The dispute between Disney and Charter Communications Inc. resulted in ESPN, ABC, FX, National Geographic and Disney-branded stations going abruptly dark on Thursday night for Charter's Spectrum TV subscribers. ABC-TV was also cut in seven markets, including New York, Chicago and Los Angeles.
Both the cable company and Disney said the other side rejected short-term extensions that would have kept Spectrum subscribers' access to the networks.
Disputes that result in such service disruptions are not uncommon. This one feels bigger, both because of the number of networks and customers involved and how the companies are grappling with a rapidly changing business environment.

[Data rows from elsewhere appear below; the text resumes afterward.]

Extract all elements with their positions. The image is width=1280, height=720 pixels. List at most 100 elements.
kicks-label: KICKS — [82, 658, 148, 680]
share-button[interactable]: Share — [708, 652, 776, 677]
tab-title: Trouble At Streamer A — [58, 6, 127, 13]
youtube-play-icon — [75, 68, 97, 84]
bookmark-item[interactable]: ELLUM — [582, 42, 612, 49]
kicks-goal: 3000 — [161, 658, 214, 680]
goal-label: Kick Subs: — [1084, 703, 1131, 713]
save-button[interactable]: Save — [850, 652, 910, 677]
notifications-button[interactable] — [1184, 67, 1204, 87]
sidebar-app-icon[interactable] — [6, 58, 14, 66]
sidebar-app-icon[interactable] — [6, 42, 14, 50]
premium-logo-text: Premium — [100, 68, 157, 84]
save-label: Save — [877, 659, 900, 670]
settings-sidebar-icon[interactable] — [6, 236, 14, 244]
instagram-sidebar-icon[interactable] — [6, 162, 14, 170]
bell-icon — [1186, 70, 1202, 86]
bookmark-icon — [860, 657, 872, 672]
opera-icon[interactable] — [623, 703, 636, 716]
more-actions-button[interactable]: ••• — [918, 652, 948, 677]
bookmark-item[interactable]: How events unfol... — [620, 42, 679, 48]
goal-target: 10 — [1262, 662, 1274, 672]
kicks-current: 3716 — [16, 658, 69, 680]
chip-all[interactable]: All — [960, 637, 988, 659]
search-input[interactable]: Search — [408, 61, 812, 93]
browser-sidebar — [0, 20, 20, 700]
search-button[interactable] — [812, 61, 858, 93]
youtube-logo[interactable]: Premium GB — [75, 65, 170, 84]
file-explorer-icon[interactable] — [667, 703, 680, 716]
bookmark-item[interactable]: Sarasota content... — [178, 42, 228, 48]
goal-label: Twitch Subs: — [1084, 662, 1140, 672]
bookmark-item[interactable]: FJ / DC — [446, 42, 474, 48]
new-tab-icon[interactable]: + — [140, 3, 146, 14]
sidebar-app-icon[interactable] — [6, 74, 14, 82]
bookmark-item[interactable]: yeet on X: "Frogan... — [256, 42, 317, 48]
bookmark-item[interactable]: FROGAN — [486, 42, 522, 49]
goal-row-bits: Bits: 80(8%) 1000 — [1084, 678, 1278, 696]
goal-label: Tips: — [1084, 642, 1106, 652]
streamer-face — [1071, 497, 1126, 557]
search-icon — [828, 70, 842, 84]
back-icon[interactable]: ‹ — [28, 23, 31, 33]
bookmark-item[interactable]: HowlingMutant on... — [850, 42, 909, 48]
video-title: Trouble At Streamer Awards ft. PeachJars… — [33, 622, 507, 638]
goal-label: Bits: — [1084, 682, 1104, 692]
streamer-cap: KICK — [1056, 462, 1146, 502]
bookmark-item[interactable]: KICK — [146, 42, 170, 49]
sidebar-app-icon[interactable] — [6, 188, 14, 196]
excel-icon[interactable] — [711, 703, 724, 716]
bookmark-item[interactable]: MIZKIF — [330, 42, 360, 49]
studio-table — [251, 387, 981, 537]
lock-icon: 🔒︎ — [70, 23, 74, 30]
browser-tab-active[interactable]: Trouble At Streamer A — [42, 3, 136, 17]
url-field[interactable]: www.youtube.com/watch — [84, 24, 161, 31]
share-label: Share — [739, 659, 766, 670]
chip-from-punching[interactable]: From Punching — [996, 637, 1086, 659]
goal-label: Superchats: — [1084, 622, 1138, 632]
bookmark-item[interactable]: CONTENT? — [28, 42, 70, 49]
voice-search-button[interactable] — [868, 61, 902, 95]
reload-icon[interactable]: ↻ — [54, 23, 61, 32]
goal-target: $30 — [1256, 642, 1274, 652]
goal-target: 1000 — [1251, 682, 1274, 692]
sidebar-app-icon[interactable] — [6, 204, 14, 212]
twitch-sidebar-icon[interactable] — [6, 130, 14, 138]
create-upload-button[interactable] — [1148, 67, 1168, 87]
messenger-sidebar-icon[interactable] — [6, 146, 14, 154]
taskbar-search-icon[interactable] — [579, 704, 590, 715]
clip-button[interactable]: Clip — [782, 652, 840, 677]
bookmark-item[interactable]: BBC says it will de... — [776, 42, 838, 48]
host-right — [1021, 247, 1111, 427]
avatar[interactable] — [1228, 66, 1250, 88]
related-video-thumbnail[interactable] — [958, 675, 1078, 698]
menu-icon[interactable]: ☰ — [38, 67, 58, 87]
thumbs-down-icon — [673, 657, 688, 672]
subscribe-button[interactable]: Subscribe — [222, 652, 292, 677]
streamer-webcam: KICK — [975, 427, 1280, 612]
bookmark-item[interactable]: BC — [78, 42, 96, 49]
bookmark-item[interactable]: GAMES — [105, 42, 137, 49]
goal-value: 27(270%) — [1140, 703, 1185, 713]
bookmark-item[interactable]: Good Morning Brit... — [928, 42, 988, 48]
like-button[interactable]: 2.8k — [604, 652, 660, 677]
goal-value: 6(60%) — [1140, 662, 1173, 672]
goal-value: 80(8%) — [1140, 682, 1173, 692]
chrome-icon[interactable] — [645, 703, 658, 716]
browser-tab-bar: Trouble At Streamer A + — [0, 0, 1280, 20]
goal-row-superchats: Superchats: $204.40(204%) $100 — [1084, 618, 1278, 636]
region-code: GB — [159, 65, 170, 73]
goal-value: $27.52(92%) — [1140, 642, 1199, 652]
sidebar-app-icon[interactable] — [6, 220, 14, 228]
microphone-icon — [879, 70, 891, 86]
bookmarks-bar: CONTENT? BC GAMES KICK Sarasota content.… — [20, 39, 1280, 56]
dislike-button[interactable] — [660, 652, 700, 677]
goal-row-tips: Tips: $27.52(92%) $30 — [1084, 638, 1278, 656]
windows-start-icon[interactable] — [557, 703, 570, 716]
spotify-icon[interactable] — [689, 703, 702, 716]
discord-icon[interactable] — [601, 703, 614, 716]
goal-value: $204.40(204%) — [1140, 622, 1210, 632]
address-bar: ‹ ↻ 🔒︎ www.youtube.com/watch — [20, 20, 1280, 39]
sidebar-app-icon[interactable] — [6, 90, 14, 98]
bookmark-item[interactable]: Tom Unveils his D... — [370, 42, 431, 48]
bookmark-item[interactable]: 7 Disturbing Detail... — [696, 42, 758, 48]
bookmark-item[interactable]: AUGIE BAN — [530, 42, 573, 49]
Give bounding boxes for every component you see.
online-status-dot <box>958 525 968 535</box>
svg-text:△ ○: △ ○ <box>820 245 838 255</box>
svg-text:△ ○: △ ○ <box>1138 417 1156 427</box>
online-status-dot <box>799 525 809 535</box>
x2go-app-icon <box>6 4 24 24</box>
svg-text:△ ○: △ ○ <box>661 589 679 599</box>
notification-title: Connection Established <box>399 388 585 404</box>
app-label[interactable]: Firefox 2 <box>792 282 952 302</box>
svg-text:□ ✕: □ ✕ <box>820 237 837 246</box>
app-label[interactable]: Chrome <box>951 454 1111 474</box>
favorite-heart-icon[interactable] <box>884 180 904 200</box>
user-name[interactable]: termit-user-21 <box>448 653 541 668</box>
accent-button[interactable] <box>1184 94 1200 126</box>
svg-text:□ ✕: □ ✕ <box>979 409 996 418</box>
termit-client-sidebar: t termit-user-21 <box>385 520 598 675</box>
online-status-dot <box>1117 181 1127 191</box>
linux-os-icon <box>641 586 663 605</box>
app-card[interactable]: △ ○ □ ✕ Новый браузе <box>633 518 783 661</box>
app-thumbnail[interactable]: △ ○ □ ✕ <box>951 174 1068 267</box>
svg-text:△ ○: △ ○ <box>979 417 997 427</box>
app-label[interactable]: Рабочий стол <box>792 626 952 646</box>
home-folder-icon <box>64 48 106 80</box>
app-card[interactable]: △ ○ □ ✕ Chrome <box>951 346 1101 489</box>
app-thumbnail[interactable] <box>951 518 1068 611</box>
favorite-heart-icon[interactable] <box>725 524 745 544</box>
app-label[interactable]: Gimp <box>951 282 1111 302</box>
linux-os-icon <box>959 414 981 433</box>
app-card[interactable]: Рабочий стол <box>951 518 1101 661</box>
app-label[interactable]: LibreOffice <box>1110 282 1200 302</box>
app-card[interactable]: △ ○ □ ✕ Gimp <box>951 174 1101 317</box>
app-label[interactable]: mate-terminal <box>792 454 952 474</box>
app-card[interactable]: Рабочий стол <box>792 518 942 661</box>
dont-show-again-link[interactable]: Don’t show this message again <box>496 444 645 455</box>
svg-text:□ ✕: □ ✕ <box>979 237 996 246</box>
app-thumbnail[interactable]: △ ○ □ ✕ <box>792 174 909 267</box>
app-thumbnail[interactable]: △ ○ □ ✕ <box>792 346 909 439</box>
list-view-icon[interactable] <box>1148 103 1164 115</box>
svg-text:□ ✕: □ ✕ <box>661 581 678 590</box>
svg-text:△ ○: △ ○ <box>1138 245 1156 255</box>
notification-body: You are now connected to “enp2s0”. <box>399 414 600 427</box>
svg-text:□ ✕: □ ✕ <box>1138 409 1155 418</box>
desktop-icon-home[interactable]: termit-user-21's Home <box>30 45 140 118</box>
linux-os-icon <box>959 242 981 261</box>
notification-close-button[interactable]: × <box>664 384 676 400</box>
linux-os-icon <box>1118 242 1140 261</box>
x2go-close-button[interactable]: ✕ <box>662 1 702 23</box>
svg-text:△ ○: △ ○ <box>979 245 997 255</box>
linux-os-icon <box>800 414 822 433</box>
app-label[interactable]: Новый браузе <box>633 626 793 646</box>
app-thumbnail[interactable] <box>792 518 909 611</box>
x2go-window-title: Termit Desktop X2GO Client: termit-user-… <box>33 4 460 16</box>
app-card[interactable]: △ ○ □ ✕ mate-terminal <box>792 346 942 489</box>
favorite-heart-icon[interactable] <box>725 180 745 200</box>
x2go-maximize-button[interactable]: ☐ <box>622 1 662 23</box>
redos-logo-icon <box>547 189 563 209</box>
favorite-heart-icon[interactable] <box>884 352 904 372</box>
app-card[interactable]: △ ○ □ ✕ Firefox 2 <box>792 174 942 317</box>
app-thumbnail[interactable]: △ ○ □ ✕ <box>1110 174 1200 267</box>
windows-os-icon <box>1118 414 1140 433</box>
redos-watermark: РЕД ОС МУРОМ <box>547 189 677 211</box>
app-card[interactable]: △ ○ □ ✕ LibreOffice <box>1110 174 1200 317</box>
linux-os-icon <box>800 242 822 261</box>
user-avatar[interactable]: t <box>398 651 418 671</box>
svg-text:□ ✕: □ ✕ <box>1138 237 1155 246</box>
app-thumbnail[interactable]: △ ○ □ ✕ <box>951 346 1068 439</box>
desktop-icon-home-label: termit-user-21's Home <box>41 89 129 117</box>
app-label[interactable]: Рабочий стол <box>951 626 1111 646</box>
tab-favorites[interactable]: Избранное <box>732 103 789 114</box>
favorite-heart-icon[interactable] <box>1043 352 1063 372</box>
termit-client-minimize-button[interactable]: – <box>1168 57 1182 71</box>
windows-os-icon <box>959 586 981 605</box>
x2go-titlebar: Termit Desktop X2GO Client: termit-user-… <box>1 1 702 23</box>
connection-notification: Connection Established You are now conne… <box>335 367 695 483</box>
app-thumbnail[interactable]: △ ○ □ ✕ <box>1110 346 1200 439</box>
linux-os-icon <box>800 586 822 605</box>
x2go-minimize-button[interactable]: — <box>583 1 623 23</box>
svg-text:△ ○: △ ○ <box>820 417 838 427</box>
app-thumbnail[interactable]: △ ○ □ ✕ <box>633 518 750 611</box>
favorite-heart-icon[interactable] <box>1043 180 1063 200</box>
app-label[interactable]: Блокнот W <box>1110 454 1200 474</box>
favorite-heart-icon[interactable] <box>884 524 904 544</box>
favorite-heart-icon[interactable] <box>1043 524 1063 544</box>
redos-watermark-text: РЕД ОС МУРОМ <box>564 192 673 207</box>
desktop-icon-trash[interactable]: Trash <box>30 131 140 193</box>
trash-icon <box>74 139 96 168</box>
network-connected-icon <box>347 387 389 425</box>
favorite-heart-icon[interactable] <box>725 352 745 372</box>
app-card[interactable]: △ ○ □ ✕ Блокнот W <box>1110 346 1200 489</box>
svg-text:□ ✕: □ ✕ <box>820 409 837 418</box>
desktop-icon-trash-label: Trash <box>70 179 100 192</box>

The plug was pulled Thursday while ESPN was carrying a college football game between Florida and No. 14 Utah, and ESPN2 was showing the U.S. Open, including the second-round match between top-ranked Carlos Alcaraz and Lloyd Harris. Charter Spectrum has 14.7 million cable customers.
Chris Winfrey, CEO of Charter Communications, said he recognized the timing was not ideal for customers.
“We've almost always avoided these kinds of disputes and disruption to your service,” Winfrey said, addressing customers in a conference call Friday. “But we had to draw a line in the sand in your behalf.”
These disputes typically involve how much money a cable system is required to pay a company like Disney for carrying its stations. ESPN traditionally has had the highest carriage fees for cable companies. According to S&P Global, Disney gets an average of $2.2 billion per year from being carried on Spectrum under its 2019 carriage deal.
Between cord-cutting and the increased popularity of streaming, Charter says it has lost 25% of its cable customers over the past five years. So it is seeking a deal with more flexibility: allowing customers to order some Disney-owned stations without being forced to take all of them, and it wants ad-supported streaming services included so customers don't have to essentially pay for them twice.
But Disney said Friday that its streaming and television products are not the same.
“Although Charter claims to value our direct-to-consumer services, they are demanding these services for free,” Disney said in a statement. The company said it makes multibillion-dollar investments in exclusive content for those streaming apps.
Other cities where Charter is the major cable carrier include Dallas/Fort Worth; Orlando, Florida; Tampa, Florida; Kansas City, Missouri; St. Louis; Cleveland; Cincinnati; Milwaukee; and Las Vegas.
Disney said it was ready to resume negotiations as quickly as possible.